Mrs. Norgaard’s 3rd graders were determined to find ways to increase their physical activity during the school day. After her students wrote a persuasive essay to the principal suggesting improvements that could be made at school, Mrs. Norgaard, a marathon runner herself, took the lesson one step further by challenging her students to virtually “walk” across the United States. With collaborative funding from the SCEF Educator Innovation Fund and the Sequoia Healthcare District, Mrs. Norgaard purchased Fitbits for each of her students to help track and motivate them to take a virtual journey together.
Ms. Core wanted her 7th and 8th grade P.E. students to learn about and monitor their actual activity movement time during class. Thanks to a SCEF Educator Innovation Fund grant, she was able to purchase pedometers for her students, which they used to measure their MVPA (moderate to vigorous physical activity) during class.
Did you know that many children are “musical learners?” Research has shown that children are more likely to pick up complex ideas and improve reading fluency when learning is set to music. Four teachers at Heather Elementary put this research into practice with a Charlie Brown-themed unit that combined language arts lessons with the performing arts. Thanks to collaborative funding from the SCEF Educator Innovation Fund and the Heather PTA, the teachers were able to hire a professional choreographer and a musical director through the Artist in Residence Program who brought the language arts lessons to life via song and dance. The unit culminated in a live performance that included public speaking, singing and dancing in front of an audience.

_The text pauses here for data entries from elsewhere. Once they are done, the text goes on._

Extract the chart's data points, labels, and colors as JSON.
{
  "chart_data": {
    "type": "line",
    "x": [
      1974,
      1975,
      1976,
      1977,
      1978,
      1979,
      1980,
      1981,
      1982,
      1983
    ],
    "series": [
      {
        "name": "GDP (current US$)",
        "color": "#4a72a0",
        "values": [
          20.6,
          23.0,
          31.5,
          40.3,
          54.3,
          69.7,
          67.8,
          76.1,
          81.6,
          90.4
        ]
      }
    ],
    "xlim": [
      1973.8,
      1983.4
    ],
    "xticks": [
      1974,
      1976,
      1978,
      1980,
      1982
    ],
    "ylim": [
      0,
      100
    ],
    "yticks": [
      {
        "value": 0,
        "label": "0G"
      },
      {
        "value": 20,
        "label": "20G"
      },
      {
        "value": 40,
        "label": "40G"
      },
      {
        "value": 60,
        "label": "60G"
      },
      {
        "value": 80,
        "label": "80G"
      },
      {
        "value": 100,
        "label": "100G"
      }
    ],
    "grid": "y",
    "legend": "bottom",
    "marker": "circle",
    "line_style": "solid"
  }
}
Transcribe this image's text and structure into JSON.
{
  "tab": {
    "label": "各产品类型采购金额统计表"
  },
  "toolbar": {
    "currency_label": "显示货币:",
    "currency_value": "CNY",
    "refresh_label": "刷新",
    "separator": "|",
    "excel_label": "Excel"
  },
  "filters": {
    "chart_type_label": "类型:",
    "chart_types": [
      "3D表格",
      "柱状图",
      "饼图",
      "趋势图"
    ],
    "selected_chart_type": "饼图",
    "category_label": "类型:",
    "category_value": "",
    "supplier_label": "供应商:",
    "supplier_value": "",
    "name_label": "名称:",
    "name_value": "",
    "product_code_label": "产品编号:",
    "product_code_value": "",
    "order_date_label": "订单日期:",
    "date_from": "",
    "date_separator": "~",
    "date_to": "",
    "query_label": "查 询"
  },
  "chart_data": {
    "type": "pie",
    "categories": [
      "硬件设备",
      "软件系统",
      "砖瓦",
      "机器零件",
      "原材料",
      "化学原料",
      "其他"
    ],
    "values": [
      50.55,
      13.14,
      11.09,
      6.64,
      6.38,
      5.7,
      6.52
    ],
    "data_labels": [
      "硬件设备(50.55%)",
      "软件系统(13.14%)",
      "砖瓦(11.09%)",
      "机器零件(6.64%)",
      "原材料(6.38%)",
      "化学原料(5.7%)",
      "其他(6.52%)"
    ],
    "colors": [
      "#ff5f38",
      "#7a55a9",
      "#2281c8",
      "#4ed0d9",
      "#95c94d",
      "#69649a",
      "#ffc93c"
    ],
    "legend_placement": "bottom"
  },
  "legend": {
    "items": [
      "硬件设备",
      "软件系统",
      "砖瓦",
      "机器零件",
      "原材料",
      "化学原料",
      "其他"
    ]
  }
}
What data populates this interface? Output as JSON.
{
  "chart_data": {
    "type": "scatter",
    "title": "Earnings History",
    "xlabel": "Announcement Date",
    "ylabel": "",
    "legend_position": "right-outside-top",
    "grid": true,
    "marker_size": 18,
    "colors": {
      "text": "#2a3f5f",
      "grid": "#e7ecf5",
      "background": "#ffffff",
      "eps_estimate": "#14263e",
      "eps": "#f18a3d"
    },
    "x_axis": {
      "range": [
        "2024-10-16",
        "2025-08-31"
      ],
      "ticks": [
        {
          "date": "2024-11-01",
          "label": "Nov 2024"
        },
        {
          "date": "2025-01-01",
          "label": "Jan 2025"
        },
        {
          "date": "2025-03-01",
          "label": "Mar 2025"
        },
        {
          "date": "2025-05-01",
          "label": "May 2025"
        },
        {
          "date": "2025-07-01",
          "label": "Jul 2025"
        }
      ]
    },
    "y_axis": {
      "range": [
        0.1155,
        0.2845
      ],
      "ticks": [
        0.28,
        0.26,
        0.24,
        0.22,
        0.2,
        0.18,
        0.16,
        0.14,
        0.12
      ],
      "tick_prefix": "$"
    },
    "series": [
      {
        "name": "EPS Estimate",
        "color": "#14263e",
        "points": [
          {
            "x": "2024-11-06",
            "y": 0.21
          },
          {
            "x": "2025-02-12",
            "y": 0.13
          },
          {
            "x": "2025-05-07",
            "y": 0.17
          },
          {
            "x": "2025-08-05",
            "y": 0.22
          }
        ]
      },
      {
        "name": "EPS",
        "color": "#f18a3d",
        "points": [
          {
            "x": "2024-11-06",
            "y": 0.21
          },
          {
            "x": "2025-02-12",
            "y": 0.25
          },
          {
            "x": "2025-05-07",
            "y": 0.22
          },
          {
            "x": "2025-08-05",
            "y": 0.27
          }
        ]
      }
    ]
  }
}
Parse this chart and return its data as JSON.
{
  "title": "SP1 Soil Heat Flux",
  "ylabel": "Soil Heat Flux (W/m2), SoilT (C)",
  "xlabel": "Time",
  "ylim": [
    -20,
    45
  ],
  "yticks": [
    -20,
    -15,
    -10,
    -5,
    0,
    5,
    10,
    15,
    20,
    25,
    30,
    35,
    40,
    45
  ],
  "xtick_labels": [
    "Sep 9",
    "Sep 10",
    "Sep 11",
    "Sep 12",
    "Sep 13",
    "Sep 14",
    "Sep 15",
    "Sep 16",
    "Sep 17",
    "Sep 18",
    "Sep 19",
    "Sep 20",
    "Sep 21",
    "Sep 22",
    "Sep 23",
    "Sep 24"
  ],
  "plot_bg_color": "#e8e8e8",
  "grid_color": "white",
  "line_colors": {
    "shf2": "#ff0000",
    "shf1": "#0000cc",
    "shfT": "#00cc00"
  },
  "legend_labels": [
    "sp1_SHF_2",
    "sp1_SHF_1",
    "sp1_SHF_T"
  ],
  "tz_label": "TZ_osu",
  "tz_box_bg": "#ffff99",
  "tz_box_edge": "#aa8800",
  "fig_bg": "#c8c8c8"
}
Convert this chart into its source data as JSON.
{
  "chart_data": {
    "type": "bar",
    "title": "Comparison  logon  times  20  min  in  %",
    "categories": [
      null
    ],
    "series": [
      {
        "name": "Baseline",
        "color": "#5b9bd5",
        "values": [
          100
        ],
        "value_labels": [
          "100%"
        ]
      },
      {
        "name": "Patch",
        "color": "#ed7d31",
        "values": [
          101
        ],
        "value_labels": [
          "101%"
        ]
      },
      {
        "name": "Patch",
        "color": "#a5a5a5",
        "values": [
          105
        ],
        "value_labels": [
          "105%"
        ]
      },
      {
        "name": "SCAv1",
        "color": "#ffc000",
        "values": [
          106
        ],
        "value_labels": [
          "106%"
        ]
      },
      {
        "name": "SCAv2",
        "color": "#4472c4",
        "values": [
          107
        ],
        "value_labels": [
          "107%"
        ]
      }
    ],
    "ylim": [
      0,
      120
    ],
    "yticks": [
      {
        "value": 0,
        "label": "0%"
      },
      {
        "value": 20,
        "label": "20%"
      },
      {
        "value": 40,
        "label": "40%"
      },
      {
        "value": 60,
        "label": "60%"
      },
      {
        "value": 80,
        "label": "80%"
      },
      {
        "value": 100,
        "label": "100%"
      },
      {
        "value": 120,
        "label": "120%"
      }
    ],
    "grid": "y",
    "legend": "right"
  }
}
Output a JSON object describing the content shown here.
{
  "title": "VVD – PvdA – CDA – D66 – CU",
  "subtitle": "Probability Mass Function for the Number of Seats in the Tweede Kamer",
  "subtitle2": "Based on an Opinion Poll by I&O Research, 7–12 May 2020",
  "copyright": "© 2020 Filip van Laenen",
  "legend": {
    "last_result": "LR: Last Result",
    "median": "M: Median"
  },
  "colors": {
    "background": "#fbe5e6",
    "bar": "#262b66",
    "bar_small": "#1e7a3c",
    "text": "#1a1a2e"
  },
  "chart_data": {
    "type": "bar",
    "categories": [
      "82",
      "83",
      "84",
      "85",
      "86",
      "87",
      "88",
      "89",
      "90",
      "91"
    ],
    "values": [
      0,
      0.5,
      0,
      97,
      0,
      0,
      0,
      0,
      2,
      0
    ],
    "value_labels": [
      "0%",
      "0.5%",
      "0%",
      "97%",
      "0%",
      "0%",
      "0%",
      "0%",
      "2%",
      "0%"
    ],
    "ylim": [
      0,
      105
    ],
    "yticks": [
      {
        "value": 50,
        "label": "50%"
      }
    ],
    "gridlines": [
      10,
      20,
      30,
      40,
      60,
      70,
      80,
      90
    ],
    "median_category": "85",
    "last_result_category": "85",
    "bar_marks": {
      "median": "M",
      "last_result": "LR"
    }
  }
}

Brittan Acres 3rd grade teachers Kelly Earlywine and Jennifer Heinschel launched a new Project-Based Learning unit designed to teach students about animal adaptations and how animals can be beneficial or detrimental to their ecosystems. Students were tasked with creating an animal that would be perfectly adapted and uniquely beneficial to its environment. Mrs. Earlywine and Mrs. Heinschel also wanted students to demonstrate their learning in an innovative way, so with funding from the SCEF Educator Innovation Fund they purchased a classroom set of Bloxels, a hands-on platform for kids to build, collaborate, and in this case, present their ecosystem stories through video game creation.
Arroyo 4th grade teacher Heidi Geiges wanted make coding come alive for her students. With funding from the SCEF Educator Innovation Fund, she purchased 13 Dash robots and 3 Dots, which are hands-on, programmable robots used to teach students coding and robotics skills. Students worked in pairs using mini ipads (also purchased with the grant money) to program their Dash robots with the Blockly app, a visual drag and drop coding tool, as well as the Wonder app.
Central 6th grade science teacher Carlie Peck knew that the idea of infrared radiation, which cannot be seen by human eyes and is instead felt as heat, like sunlight, would be a difficult concept for students to grasp. In order to demonstrate the principles of energy, she wanted her students to investigate heat transfer with several hands-on labs using infrared thermometers and a thermal imaging camera — specialized instruments she was able to purchase with funding from the SCEF Educator Innovation Fund.
Life depends on the little things we take for granted. The third graders at Arundel learned this lesson when they studied the importance of pollinators such as bees and butterflies and their impact on larger issues like food supply through Project-based Learning (PBL). To enhance the unit, the third grade teachers launched a PBL project that asked students to look at the school habitat and investigate the plants and animals that could survive on campus. When students determined that the large, dry dirt area stretching in front of the third grade classrooms was not an attractive habitat for wildlife, they took action to turn it into a native plant garden that would both beautify the space and attract the pollinators they studied. Collaborative funding from the SCEF Educator Innovation Fund and the Arundel PTA helped bring the garden to life.
Ms. Higginbotham, a first grade teacher at Arundel, used funding from the SCEF Educator Innovation Grant to take her outer space unit to the next level: to the moon to be exact. Thanks to SCEF, Ms. Higginbotham was able to invest in a webcam and a subscription to Nepris, a company that virtually connects classrooms with math and science professionals for interactive discussions. She then transformed her classroom into a Makerspace and tasked her students with creating a moon colony. Students worked in small groups to build different parts of the colony, including: living space, a recreation area, space for plants and food, a laboratory, and vehicles.